Parenti di Gisèle Itale Betondi al tribunale di Montreal.

Secondo i video di sorveglianza che verranno presentati al processo, un uomo sarebbe stato visto appostato nella zona di residenza della vittima il giorno prima dell’omicidio. Nella zona è stato avvistato anche il cellulare dell’imputato. La mattina dell’omicidio la vittima temeva particolarmente per la propria incolumità.

“Aveva ragione ad avere paura, dal momento che l’imputato la stava spiando, aspettando pazientemente di ucciderla”, ha detto Me Coderre.

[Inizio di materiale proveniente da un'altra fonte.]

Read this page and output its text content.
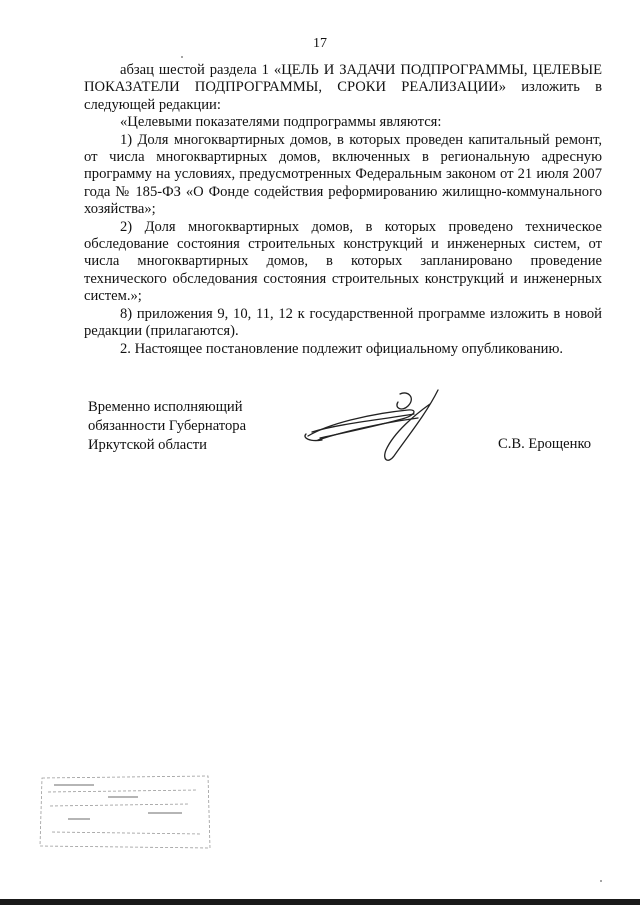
17

абзац шестой раздела 1 «ЦЕЛЬ И ЗАДАЧИ ПОДПРОГРАММЫ, ЦЕЛЕВЫЕ ПОКАЗАТЕЛИ ПОДПРОГРАММЫ, СРОКИ РЕАЛИЗАЦИИ» изложить в следующей редакции:

«Целевыми показателями подпрограммы являются:

1) Доля многоквартирных домов, в которых проведен капитальный ремонт, от числа многоквартирных домов, включенных в региональную адресную программу на условиях, предусмотренных Федеральным законом от 21 июля 2007 года № 185-ФЗ «О Фонде содействия реформированию жилищно-коммунального хозяйства»;

2) Доля многоквартирных домов, в которых проведено техническое обследование состояния строительных конструкций и инженерных систем, от числа многоквартирных домов, в которых запланировано проведение технического обследования состояния строительных конструкций и инженерных систем.»;

8) приложения 9, 10, 11, 12 к государственной программе изложить в новой редакции (прилагаются).

2. Настоящее постановление подлежит официальному опубликованию.

Временно исполняющий
обязанности Губернатора
Иркутской области	С.В. Ерощенко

È stato quando Gisèle Itale Betondi è uscita per riportare i suoi figli all’asilo che il suo ex marito è intervenuto, secondo la Corona. L’omicidio è stato ripreso da una telecamera di sorveglianza. Vediamo un uomo uscire da una zona boschiva, avvicinarsi alla vittima e pugnalarla a morte. Tutto questo sotto gli occhi inorriditi di un vicino di casa e amico della vittima che testimonierà al processo.

La Corona prevede di presentare le sue prove tra due settimane. Davanti al giudice Catherine Perreault della Corte Superiore sono attesi una dozzina di testimoni.

Me Antonio Cabral difende l’imputato.